The South Australian oyster industry is recognised as a major economic contributor of seafood to the state. In the 2000/01 financial year the total value of the Pacific oyster production in SA was about 12 million dollars. The industry is expected to increase by 10% per annum over the next five years resulting in the production of Pacific oysters worth nearly 20 million dollars by 2006. However, since the mortality of oysters was first noted in SA about three years ago the industry has suffered 5 to 20% losses each year of their marketable stocks, which is equivalent to 0.726 to 2.9 million dollar losses in 2002/03 and 0.96-3.8 million dollar losses in 2006/07 if mortality is not controlled and remains at the same relative level. A less optimistic forecast is that epidemiological factors could result in a much greater and possibly catastrophic rate of increase in losses in the future.

The industry views the need to understand and control the reasons for these losses as a matter of great urgency. However, the farmer’s ad-hoc approaches have failed to identify any clear direction to address the present mortalities. Due to this, the South Australian Oyster Research Council has spent considerable time discussing the matter with various researchers and has decided to support a specific research project to systematically address the issue. This proposal outlines the approaches to be taken.

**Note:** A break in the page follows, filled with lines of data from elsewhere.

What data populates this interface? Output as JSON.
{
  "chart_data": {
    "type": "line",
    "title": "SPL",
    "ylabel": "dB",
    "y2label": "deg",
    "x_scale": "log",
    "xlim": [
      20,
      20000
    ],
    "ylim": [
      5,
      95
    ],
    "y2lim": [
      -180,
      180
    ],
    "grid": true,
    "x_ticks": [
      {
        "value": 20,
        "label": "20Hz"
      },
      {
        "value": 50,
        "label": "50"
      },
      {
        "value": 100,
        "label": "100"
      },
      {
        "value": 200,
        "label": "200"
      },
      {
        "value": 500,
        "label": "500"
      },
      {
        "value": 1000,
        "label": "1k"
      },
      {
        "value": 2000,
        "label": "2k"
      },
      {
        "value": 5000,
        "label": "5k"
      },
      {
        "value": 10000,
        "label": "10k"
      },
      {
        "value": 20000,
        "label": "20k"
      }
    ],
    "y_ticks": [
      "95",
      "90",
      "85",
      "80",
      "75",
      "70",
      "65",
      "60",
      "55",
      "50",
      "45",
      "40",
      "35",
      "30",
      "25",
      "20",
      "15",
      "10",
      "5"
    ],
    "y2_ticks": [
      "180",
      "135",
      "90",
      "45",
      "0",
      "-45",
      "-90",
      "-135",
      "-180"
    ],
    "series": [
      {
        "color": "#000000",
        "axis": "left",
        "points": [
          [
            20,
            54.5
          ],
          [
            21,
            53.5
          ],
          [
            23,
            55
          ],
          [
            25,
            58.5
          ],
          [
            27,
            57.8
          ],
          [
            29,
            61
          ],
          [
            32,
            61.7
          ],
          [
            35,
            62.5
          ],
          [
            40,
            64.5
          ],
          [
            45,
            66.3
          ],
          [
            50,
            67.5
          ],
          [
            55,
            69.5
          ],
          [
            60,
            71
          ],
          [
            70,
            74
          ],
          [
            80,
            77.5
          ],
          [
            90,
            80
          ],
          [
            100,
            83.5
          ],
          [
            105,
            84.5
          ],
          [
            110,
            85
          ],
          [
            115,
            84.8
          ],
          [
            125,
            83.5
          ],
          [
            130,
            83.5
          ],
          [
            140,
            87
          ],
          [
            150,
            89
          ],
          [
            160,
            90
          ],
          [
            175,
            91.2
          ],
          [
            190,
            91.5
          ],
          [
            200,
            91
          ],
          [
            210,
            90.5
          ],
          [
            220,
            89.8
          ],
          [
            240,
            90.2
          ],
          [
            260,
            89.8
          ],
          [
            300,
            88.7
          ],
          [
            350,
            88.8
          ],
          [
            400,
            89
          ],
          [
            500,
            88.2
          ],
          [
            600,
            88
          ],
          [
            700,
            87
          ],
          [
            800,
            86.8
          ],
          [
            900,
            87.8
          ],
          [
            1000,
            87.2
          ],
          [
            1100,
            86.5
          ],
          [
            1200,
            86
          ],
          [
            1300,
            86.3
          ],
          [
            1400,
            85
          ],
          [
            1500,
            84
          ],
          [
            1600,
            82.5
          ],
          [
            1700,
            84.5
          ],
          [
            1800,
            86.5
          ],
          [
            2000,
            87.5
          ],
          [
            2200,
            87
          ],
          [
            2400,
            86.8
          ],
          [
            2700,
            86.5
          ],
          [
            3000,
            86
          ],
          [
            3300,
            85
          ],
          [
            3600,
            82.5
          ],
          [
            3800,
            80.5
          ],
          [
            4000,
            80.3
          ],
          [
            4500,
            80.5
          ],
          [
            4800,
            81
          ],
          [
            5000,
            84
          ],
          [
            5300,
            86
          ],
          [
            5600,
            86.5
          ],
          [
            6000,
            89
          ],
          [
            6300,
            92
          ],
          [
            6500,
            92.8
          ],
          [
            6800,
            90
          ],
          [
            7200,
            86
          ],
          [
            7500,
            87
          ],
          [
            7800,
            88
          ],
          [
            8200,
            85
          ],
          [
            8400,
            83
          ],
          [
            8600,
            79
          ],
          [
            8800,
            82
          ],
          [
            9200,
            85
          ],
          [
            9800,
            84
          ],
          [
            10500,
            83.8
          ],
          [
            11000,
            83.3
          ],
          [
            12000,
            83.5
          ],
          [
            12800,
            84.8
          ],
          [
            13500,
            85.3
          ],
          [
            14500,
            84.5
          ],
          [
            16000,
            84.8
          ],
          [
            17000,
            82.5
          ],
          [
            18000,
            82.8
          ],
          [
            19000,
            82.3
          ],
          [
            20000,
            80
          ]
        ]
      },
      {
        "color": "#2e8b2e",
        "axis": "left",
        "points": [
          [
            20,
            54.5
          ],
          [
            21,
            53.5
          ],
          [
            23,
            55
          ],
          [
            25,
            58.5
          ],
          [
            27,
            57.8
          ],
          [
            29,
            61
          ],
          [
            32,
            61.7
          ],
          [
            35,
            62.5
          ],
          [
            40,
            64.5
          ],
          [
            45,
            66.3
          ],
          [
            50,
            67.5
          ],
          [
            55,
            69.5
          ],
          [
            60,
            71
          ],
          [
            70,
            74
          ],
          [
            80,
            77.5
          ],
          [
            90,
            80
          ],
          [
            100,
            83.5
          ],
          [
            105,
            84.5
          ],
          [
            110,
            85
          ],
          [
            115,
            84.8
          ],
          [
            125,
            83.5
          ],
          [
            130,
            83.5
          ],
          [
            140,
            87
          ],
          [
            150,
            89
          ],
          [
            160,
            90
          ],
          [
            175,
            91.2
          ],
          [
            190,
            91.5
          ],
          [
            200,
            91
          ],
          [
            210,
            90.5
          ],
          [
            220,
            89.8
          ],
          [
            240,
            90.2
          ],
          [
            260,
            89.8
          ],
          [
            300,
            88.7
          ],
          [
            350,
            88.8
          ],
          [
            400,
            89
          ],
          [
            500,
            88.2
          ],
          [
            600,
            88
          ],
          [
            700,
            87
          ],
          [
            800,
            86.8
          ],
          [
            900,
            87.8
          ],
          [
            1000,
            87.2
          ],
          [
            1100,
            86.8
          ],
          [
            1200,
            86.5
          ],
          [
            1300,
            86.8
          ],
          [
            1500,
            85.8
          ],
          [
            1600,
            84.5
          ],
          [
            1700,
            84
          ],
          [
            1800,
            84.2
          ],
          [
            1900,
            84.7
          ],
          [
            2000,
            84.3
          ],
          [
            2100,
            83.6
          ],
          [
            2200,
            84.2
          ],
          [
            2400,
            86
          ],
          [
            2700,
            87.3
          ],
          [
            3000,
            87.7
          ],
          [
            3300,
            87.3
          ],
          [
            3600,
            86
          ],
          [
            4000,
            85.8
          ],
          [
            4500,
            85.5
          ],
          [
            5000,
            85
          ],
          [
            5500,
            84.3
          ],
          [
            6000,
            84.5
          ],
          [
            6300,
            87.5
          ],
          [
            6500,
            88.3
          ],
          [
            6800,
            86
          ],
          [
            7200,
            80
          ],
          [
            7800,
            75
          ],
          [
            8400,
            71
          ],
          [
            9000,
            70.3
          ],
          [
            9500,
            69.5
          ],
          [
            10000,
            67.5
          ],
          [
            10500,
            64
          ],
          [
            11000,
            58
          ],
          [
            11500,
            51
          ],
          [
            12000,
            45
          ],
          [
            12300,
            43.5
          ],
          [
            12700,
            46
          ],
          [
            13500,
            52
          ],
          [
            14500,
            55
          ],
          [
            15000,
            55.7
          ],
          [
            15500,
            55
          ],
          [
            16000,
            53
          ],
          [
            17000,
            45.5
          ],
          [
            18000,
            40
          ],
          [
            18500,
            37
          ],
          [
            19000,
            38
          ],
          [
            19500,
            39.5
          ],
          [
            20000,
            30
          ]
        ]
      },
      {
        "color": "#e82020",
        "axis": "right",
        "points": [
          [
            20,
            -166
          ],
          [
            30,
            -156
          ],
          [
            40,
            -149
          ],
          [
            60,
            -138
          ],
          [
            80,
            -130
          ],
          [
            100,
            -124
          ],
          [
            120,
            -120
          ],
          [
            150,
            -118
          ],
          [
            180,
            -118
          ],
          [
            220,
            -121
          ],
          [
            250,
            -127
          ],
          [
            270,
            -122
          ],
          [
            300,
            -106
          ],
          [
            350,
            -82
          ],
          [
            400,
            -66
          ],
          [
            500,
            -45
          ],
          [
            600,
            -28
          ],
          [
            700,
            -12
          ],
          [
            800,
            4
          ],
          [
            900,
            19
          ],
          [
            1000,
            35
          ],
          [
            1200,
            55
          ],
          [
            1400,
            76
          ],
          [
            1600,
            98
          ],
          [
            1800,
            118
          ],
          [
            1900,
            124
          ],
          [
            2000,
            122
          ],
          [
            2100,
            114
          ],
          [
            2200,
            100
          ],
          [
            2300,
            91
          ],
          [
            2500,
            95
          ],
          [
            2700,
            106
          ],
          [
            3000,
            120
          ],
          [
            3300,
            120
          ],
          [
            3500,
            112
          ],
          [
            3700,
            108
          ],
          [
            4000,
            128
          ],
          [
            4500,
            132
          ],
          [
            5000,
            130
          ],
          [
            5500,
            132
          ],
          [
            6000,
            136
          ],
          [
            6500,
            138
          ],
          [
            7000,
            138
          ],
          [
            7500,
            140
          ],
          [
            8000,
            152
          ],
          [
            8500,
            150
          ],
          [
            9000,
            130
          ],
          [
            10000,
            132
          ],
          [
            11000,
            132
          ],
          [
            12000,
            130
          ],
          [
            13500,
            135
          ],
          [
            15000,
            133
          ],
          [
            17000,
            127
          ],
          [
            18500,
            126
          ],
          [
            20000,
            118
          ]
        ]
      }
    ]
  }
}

If this project can achieve a 50% reduction in mortality one year after its completion, the savings to growers will be approximately 0.455-1.9 million dollars in the first year of implementation in 2006/07. These savings are more than the total investment by FRDC to this project ($364,197) and equivalent to half of the entire project cost to all parties (1.144 million dollars).

In addition, minimising the impact of mortality on the Pacific oyster aquaculture industry in SA will also strengthen the confidence of new growers and investors in this industry thereby encouraging its further expansion.